Dolo specifico. Dopo Gdpr il «nocumento» patito del titolare dei dati trattati costituisce un elemento costitutivo del reato e non una condizione oggettiva di punibilità come voleva la giurisprudenza ante riforma e comunque più risalente: il danno alla persona offesa, che può essere anche morale, deve essere previsto e voluto o comunque accettato dall’agente come effetto della propria condotta, mentre resta escluso il dolo eventuale. Insomma: l’illecito trattamento si configura soltanto di fronte a una concreta lesione nella sfera personale o patrimoniale del titolare dei dati. E le tre o quattro mail ricevute da ciascuno degli iscritti non costituiscono una significativa invasione del loro spazio informatico. Il reato è a dolo specifico e scatta soltanto quando il mittente resta indifferente alla richiesta di mettere fine allo spam, creando un vero e proprio disagio al destinatario. La comunicazioni indesiderate sono illegittime in base all’articolo 130 del codice privacy ma non sono reato.
Le news letter – La cassazione avverte che la sua decisione non è in contrasto con il precedente del 2102 (sentenza 23798) nel quale si era invece affermato il reato per l’uso indebito di un data-base contenente l’elenco di tutti gli iscritti a una news letter, ai quali venivano inviati messaggi pubblicitari non autorizzati provenienti da un altro operatore che traeva profitto dalla percezione degli introiti commerciali, con corrispondente danno per il titolare della banca dati abusivamente utilizzata.

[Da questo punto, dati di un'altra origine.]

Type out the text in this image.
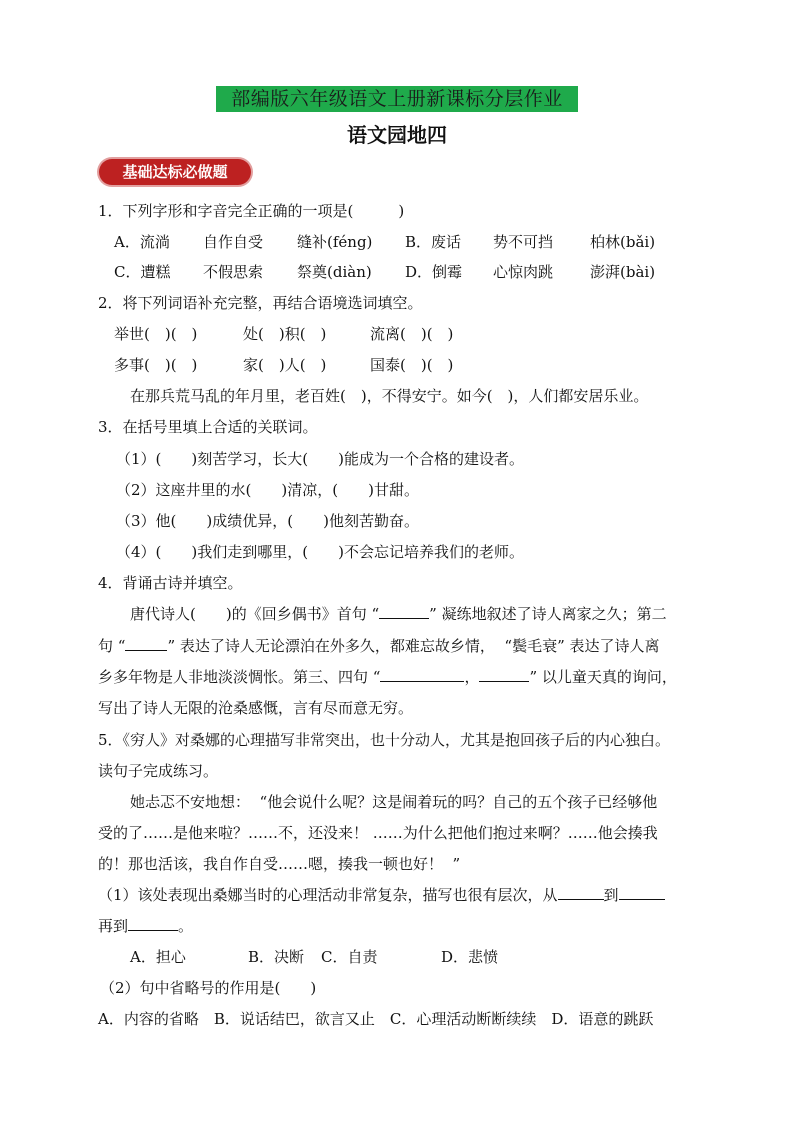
部编版六年级语文上册新课标分层作业
语文园地四
基础达标必做题
1．下列字形和字音完全正确的一项是(　　　)
A．流淌 自作自受 缝补(féng) B．废话 势不可挡 柏林(bǎi)
C．遭糕 不假思索 祭奠(diàn) D．倒霉 心惊肉跳 澎湃(bài)
2．将下列词语补充完整，再结合语境选词填空。
举世(　)(　)	处(　)积(　)	流离(　)(　)
多事(　)(　)	家(　)人(　)	国泰(　)(　)
在那兵荒马乱的年月里，老百姓(　)，不得安宁。如今(　)，人们都安居乐业。
3．在括号里填上合适的关联词。
（1）(　　)刻苦学习，长大(　　)能成为一个合格的建设者。
（2）这座井里的水(　　)清凉，(　　)甘甜。
（3）他(　　)成绩优异，(　　)他刻苦勤奋。
（4）(　　)我们走到哪里，(　　)不会忘记培养我们的老师。
4．背诵古诗并填空。
唐代诗人(　　)的《回乡偶书》首句 “	” 凝练地叙述了诗人离家之久；第二
句 “	” 表达了诗人无论漂泊在外多久，都难忘故乡情，  “鬓毛衰” 表达了诗人离
乡多年物是人非地淡淡惆怅。第三、四句 “	，	” 以儿童天真的询问，
写出了诗人无限的沧桑感慨，言有尽而意无穷。
5．《穷人》对桑娜的心理描写非常突出，也十分动人，尤其是抱回孩子后的内心独白。
读句子完成练习。
她忐忑不安地想：  “他会说什么呢？这是闹着玩的吗？自己的五个孩子已经够他
受的了……是他来啦？……不，还没来！ ……为什么把他们抱过来啊？……他会揍我
的！那也活该，我自作自受……嗯，揍我一顿也好！  ”
（1）该处表现出桑娜当时的心理活动非常复杂，描写也很有层次，从	到
再到	。
A．担心	B．决断 C．自责	D．悲愤
（2）句中省略号的作用是(　　)
A．内容的省略　B．说话结巴，欲言又止　C．心理活动断断续续　D．语意的跳跃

Un danno c’era anche per gli utenti costretti a cancellare la posta indesiderata e a predisporre accorgimenti per tutelare la loro privacy dalla circolazione non autorizzata di informazioni personali. Ma malgrado la situazione del tutto diversa, anche per il numero delle persone coinvolte, anche in quel caso era stata richiamata la nozione di offensività.